In case of Goa, the Portuguese ruled Goa for 461 years until 1961. They refused to hand over Goa to India even after the Indian independence. The locals were resisting the Portuguese, but even after many diplomatic efforts, Portugal did not alter their stand. In 1961, India with a massive force outmatched the Portuguese force 10:1 and annexed Goa in just 36 hours.
Sikkim continued to be outside India till 1975 as a suzerainty, as its external affairs were administered by India while internal by themselves. Due to political instability, PM of Sikkim pleaded for statehood. Therefore in April of 1975, Indian Army took over the city of Gangtok and disarmed the monarch’s palace guards and thus it later became the 22nd state of Indian Union.
Lakshadweep belonged to Madras Presidency and therefore belonged to India in accordance with Indian Independence Act 1947. But because the islands had a Muslim majority, it seemed possible that Pakistan might lay claim on the islands. Under the directives of Home Minister, Vallabhbhai Patel, a ship of the Royal Indian Navy reached Lakshadweep and hoisted Indian flag. Hours after the arrival of Indian Navy ship, a few ships of Pakistan Navy were observed on the coastal waters of Lakshadweep, but sensing the Indian presence, they retreated back to Karachi.
1. Indian States Reorganization
While British left India after partition in 1947, British dissolved their treaty relations with more than 500 princely states. They were encouraged to accede to either India or Pakistan, while under no compulsion to do so. Most of these princely states acceded to India, a few of them acceded to Pakistan and Bhutan and Hyderabad (that India later conquered with military intervention) opted for independence. Most of these states were merged into existing provinces while others were organized into new provinces. Bombay presidency split eventually into Maharashtra, Gujarat in 1960, Punjab split into Haryana into 1966.

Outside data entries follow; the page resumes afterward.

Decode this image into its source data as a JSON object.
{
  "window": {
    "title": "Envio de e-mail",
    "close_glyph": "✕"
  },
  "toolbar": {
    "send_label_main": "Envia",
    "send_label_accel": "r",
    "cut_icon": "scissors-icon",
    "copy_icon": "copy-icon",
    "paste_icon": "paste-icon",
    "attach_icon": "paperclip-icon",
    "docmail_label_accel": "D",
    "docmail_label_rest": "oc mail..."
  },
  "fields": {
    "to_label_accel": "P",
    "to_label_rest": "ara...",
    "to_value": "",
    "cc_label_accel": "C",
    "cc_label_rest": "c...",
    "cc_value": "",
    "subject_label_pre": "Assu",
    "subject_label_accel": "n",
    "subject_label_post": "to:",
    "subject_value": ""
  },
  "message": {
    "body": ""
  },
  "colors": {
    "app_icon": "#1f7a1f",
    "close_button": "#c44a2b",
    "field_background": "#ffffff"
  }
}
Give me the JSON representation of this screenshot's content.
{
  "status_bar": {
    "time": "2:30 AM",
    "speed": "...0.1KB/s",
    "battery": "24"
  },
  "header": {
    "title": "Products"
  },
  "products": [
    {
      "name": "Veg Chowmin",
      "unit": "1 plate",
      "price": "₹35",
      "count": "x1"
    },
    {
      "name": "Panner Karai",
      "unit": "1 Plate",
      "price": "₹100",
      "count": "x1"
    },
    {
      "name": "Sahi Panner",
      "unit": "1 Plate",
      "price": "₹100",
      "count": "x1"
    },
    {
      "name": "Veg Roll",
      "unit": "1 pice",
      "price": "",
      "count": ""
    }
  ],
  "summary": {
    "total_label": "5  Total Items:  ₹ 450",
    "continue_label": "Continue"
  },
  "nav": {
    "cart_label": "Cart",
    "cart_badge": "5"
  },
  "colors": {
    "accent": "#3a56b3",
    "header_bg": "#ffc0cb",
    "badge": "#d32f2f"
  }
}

Tensions were witnessed in the case of Madras state with the demand of separate Andhra state. Andhra was indeed carved out and enlarged with the inclusion of Telangana part of Hyderabad, which disintegrated into states of Mysore (which later became Karnataka) & Bombay under States Reorganisation Act of 1956. States such as Kerala also came into existence by this act. Madras state was later renamed to Tamil Nadu. Following partition of Punjab, in the quest of a new capital (Lahore was the capital before) Nehru undertook the construction of a new planned city, which was named Chandigarh. Telangana later protested against its merger into Andhra in 1967 unsuccessfully
Assam would be further disintegrated. After an uprising by Naga tribes consisting of civil disobedience and violence, Nagaland was formed in 1962 while Meghalya ceded peacefully in 1972, Arunachal in 1975. Mizo uprising began in 1966 thwarting, which remains the only instance when Government of India used airstrikes on its own civilians. Mizo National Front kept pushing for statehood and achieved Mizoram via diplomatic negotiations in 1987. Manipur & Tripura were Union Territories in 1956, but given state status in 1972. Chhattisgarh, Jharkhand, Uttaranchal ertr the final states to be created that were carved out of Madhya Pradesh, Bihar and Uttar Pradesh respectively in 2000.